Another state has asked the Centre for help. News reports suggest that Amit Mitra, the Finance Minister of West Bengal, has also written to the PM, urging the Centre to release revenue deficit grant of Rs 5,013 crore and also pay out the state’s share in GST collections. The SBI analysis of West Bengal’s Budget for 2020-21 notes that the state remained apprehensive (even when COVID-19 had not been an active threat) about the Centre’s refusal to release funds and grants to the tune of Rs 50,486 crore and this was one reason the state’s finances were in already a tough spot.
For 2020-21, outstanding debt of West Bengal was expected to rise by 10% and fiscal deficit target for 2020-21 was at 2.18% (much lower than last fiscal). The budget had estimated zero revenue deficit in 2020-21. Again, with COVID-19, this last expectation could well look like a dream now.

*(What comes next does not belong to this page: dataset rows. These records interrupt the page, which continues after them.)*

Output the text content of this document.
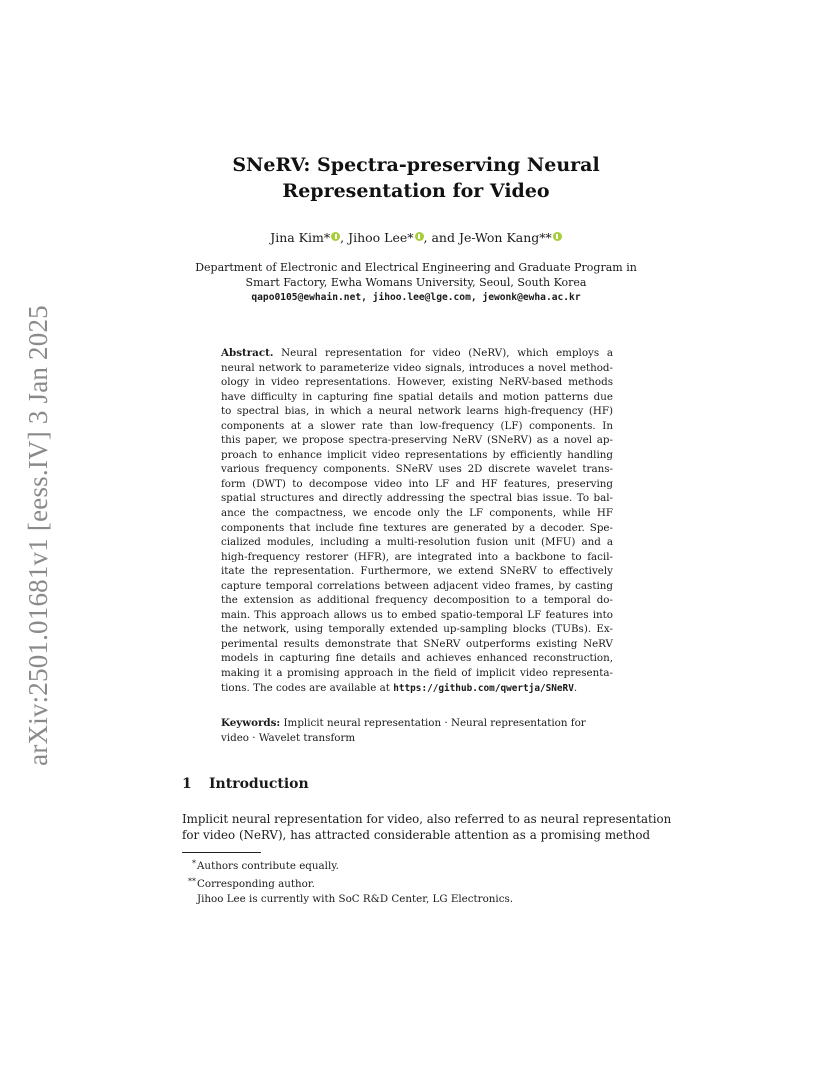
arXiv:2501.01681v1 [eess.IV] 3 Jan 2025
SNeRV: Spectra-preserving Neural
Representation for Video
Jina Kim* , Jihoo Lee* , and Je-Won Kang**
Department of Electronic and Electrical Engineering and Graduate Program in
Smart Factory, Ewha Womans University, Seoul, South Korea
qapo0105@ewhain.net, jihoo.lee@lge.com, jewonk@ewha.ac.kr
Abstract. Neural representation for video (NeRV), which employs a
neural network to parameterize video signals, introduces a novel method-
ology in video representations. However, existing NeRV-based methods
have difficulty in capturing fine spatial details and motion patterns due
to spectral bias, in which a neural network learns high-frequency (HF)
components at a slower rate than low-frequency (LF) components. In
this paper, we propose spectra-preserving NeRV (SNeRV) as a novel ap-
proach to enhance implicit video representations by efficiently handling
various frequency components. SNeRV uses 2D discrete wavelet trans-
form (DWT) to decompose video into LF and HF features, preserving
spatial structures and directly addressing the spectral bias issue. To bal-
ance the compactness, we encode only the LF components, while HF
components that include fine textures are generated by a decoder. Spe-
cialized modules, including a multi-resolution fusion unit (MFU) and a
high-frequency restorer (HFR), are integrated into a backbone to facil-
itate the representation. Furthermore, we extend SNeRV to effectively
capture temporal correlations between adjacent video frames, by casting
the extension as additional frequency decomposition to a temporal do-
main. This approach allows us to embed spatio-temporal LF features into
the network, using temporally extended up-sampling blocks (TUBs). Ex-
perimental results demonstrate that SNeRV outperforms existing NeRV
models in capturing fine details and achieves enhanced reconstruction,
making it a promising approach in the field of implicit video representa-
tions. The codes are available at https://github.com/qwertja/SNeRV.
Keywords: Implicit neural representation · Neural representation for
video · Wavelet transform
1 Introduction
Implicit neural representation for video, also referred to as neural representation
for video (NeRV), has attracted considerable attention as a promising method
*Authors contribute equally.
**Corresponding author.
Jihoo Lee is currently with SoC R&D Center, LG Electronics.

Apart from Rajashtan and West Bengal, other states including Tamil Nadu and Punjab are also seeking GST dues from the Centre to get a grip on their respective finances.
This report in the Hindu Business Line suggests the Chief Minister of Punjab has sought immediate release of Rs 6,752.83 crore towards the state’s arrears of GST compensation and Bengal has also asked for its share.
The SBI analysis of budgets presented by 19 Indian states shows the combined fiscal deficit projection for FY21 at 2.04% “is unachievable as states grapple with the slowdown due to the COVID-19, all the while stepping up spending. First, the GST collections are estimated at 17% in FY21, as against a decline of 11% in FY20. At 5-10% GST growth, the shortfall in GST could be as much as Rs 75,000 crore, which needs to be compensated by the Centre. Second, the states have already committed an extra expenditure of Rs 30,000 crore.”
Meanwhile, the precarious financial situation of many states has already compelled them to borrow more, even when COVID-19 induced slowdown was nowhere on the horizon. CARE Ratings has said that gross market borrowings for Centre as well as state governments grew notably in FY20.
“In the wake of the COVID-19 pandemic, the Governments will have to undertake additional expenditures which could further pressure the fiscal deficit in FY21. To finance the fiscal deficit, the Central Government has not so far revised its gross market borrowing programme for FY21. The RBI has however front loaded the market borrowing program to the extent of 62.5% in the first half of FY21. If the Central government announces additional fiscal stimulus measures, then it is likely that the Government will have to undertake additional market borrowings to finance the fiscal deficit in FY21.”
As the Centre stares at revenue shortfall of its own due to a decline in tax inflows and worries over rising fiscal deficit to be able to offer additional fiscal stimulus, the states’ demands over GST and other payouts could become a new headache.
The author is a senior journalist. Views expressed are personal.